NC-09 Scandal Leads To Indictments

Ken AshfordCrime, Election 2018, Local Interest, Voter Suppression & Voter SecurityLeave a Comment

From the New York Times:

The North Carolina political operative who oversaw a fraud-ridden voter-turnout effort on behalf of a Republican congressional candidate was arrested on Wednesday, a prosecutor said, after a grand jury accused him of a series of felonies.

The campaign contractor, L. McCrae Dowless Jr., was among five people charged in Wake County, N.C., in connection with misconduct related to absentee ballots. The prosecutions were a vigorous legal backlash against a rare instance of election fraud and cast a still-darkening shadow over North Carolina, where state regulators recently ordered a new election in the Ninth District after finding that Mr. Dowless had orchestrated an illicit scheme for Mark Harris, the Republican candidate.

“These indictments should serve as a stern warning to anyone trying to defraud elections in North Carolina,” Kim Strach, the executive director of the North Carolina State Board of Elections, said in a statement.
The charges that were unsealed on Wednesday were not tied to the 2018 general election, which investigators are still examining and which Mr. Harris once appeared to have won by 905 votes. Instead, this week’s indictments were linked to an election in 2016, when Mr. Dowless worked for a different candidate, and the 2018 primary, when he was effectively on the Harris campaign’s payroll.

But the indictments describe many of the same activities that investigators believe played out last fall, when Mr. Harris was locked in a tight race with Dan McCready, the Democratic nominee. Mr. Dowless, for instance, was accused of directing his associates to harvest absentee ballots from voters and instructing workers to sign ballot envelopes as if they had been legitimate witnesses. North Carolina law typically forbids third parties from handling absentee ballots.

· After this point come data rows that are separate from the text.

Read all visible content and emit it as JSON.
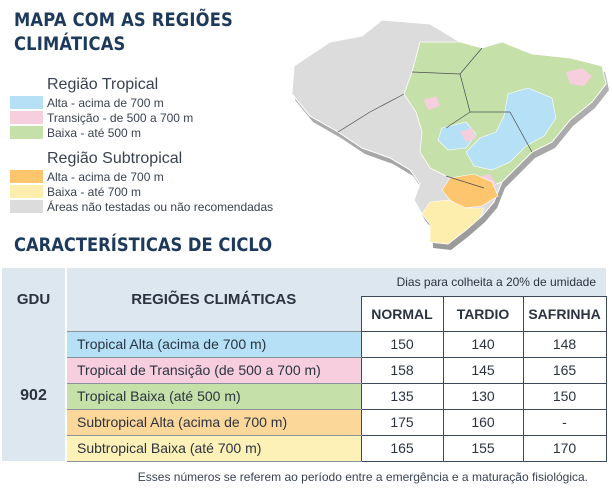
{
  "title": {
    "line1": "MAPA COM AS REGIÕES",
    "line2": "CLIMÁTICAS"
  },
  "legend": {
    "tropical": {
      "title": "Região Tropical",
      "items": [
        {
          "label": "Alta - acima de 700 m",
          "color": "#b5e0f5"
        },
        {
          "label": "Transição - de 500 a 700 m",
          "color": "#f6cedd"
        },
        {
          "label": "Baixa - até 500 m",
          "color": "#c6e0a9"
        }
      ]
    },
    "subtropical": {
      "title": "Região Subtropical",
      "items": [
        {
          "label": "Alta - acima de 700 m",
          "color": "#fcc56e"
        },
        {
          "label": "Baixa - até 700 m",
          "color": "#fdeeae"
        },
        {
          "label": "Áreas não testadas ou não recomendadas",
          "color": "#dcdcdc"
        }
      ]
    }
  },
  "section_title": "CARACTERÍSTICAS DE CICLO",
  "table": {
    "gdu_header": "GDU",
    "regions_header": "REGIÕES CLIMÁTICAS",
    "days_header": "Dias para colheita a 20% de umidade",
    "columns": [
      "NORMAL",
      "TARDIO",
      "SAFRINHA"
    ],
    "gdu_value": "902",
    "rows": [
      {
        "region": "Tropical Alta (acima de 700 m)",
        "color": "#b5e0f5",
        "values": [
          "150",
          "140",
          "148"
        ]
      },
      {
        "region": "Tropical de Transição (de 500 a 700 m)",
        "color": "#f6cedd",
        "values": [
          "158",
          "145",
          "165"
        ]
      },
      {
        "region": "Tropical Baixa (até 500 m)",
        "color": "#c6e0a9",
        "values": [
          "135",
          "130",
          "150"
        ]
      },
      {
        "region": "Subtropical Alta (acima de 700 m)",
        "color": "#fcd79a",
        "values": [
          "175",
          "160",
          "-"
        ]
      },
      {
        "region": "Subtropical Baixa (até 700 m)",
        "color": "#fdf1b8",
        "values": [
          "165",
          "155",
          "170"
        ]
      }
    ]
  },
  "note": "Esses números se referem ao período entre a emergência e a maturação fisiológica."
}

During parts of both the 2016 and 2018 elections, the indictments said, Mr. Dowless’s conduct “served to undermine the integrity of the absentee ballot process and the public’s confidence in the outcome of the electoral process.” According to the indictment, spoiled ballots were tabulated in both races, including the 2018 primary, when Mr. Harris defeated Representative Robert M. Pittenger by 828 votes. In that contest, Mr. Harris won 437 of the 456 ballots cast through the mail in Bladen County, the hub of Mr. Dowless’s operation.

It was not clear on Wednesday how many ballots were compromised and counted during the primary.